The 1995 film netted an Oscar nomination for Jessic Lange, but Hensley did not like any of it because the film showed Cline's salty side.
An HBO critic hailed Ann Wedgeworth's portrayal of "Lange's salt-of-the-earth mom."
That is an apt description of Hensley whose life seemed to have been like a country blues song about broken homes, broken hearts.
She had constant run-ins with Dick, who was quoted by the Associated Press as saying that his mother-in-law, "was full of life, just like Patsy was."
There was no love between Hensley and Dick, just as there was no love between Hensley and Winchester.
She told John and me about the paternal family's annual celebration of her daughter's birthday, when Dick came to the Patsy Cline Museum to sell t-shirts, and they would visit Cline's grave.
Hensley was never invited.
The maternal side of the family was occupied with the Patsy Cline Foundation which gave annual musical scholarships to needy students. Hensley had served as president.
Another story illustrating the family rift concerned Cline's hand-written will stating that a third of her possessions would go to herhusband, a third to the kids. Tennessee law says that a surviving spouse can accept a will, or disavow it, Hensley said, noting that Charlie disavowed it.
"I didn't get anything. I live on Social Security," she told us. "It makes no difference. I never had any money - I wouldn't know what to to with it."
Hensley said that because of Dick's actions, she got a lawyer who petitioned for Patsy's clothes and personal jewelry. At least, until the day of our interview, she had never received the jewelry.
She did get the clothes, and that was as it should be, because Hensley, an excellent seamstress, made almost all of them.
They were upstairs. We waited until Hensley came back down carrying several dresses Cline had worn, including the best-known - a red cowgirl outfit.
Hensley often talked about her daughter's "big heart. She would do anything for anybody, whether she had money or not. A lot of times, she'd buy groceries for needy people and leave them on their front porch.
"She talked all the time about loving Charlie, despite him being an alcoholic and an abusive husband," Hensley said. "More than anything, Patsy loved her kids."

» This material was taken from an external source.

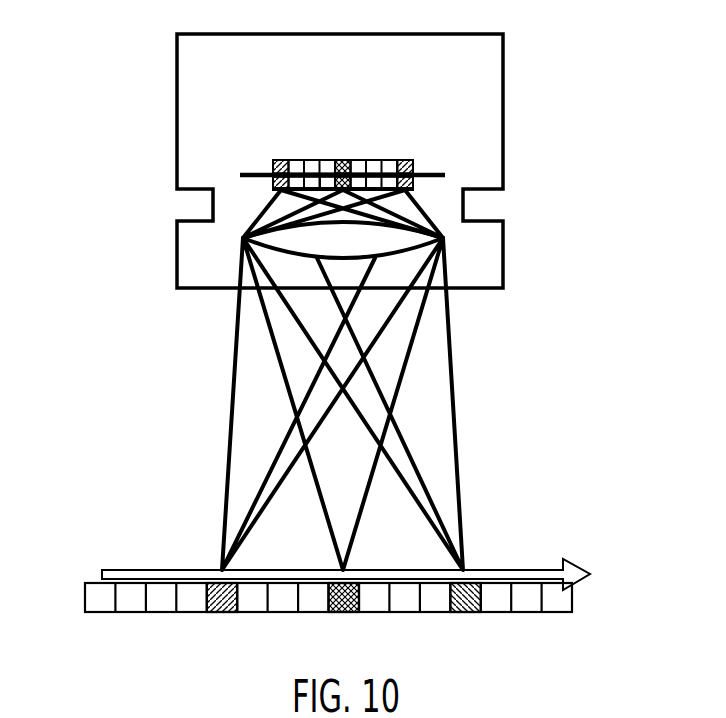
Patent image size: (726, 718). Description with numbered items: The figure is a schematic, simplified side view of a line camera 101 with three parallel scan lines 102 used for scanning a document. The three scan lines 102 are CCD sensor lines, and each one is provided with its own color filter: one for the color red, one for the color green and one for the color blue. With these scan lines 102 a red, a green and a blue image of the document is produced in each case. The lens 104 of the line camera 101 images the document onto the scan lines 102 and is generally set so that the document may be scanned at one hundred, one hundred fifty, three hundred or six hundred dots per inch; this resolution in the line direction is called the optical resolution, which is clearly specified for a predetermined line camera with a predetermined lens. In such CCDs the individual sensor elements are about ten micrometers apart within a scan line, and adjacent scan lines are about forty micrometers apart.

The line camera 101 is at (543, 60).
The scan lines 102 is at (275, 160).
The lens 104 is at (395, 260).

Hensley talks with more respect about her first son-in-law, Gerald Cline. "Patsy sat down with him one day and told him he was holding her back in her musical career," she said. "He told her that if she felt that way, he would give her a divorce.'
Hensley remembers her daughter saying, "Momma, I'm traveling all over the country in big and little airplanes to do my job. I don't think I'll make it to 30."
She was 31 when she was killed, and the music world lost one of its greatest artists.
"People always ask me, if I had my life to live over again, how would I do it," Hensley said. "I tell them I wouldn't - it's been too hard."
P. S. Meeting this lady was not only a rare occasion - it was a purely exciting event. Both of us intrepid interviewers have pictures of ourselves holding some of Patsy's 'made-by-mom' outfits. They are rare pix we cherish. Of all the people I met in all the years in this business - Hensley, a sweet, sweet lady got closest to my heart.
P.P.S. This is by no means intended as a Cline bio. It is simply our observations of a day with her mom, containing facts and thoughts you will find nowhere else. Bios abound, all containing the same facts. Thanks.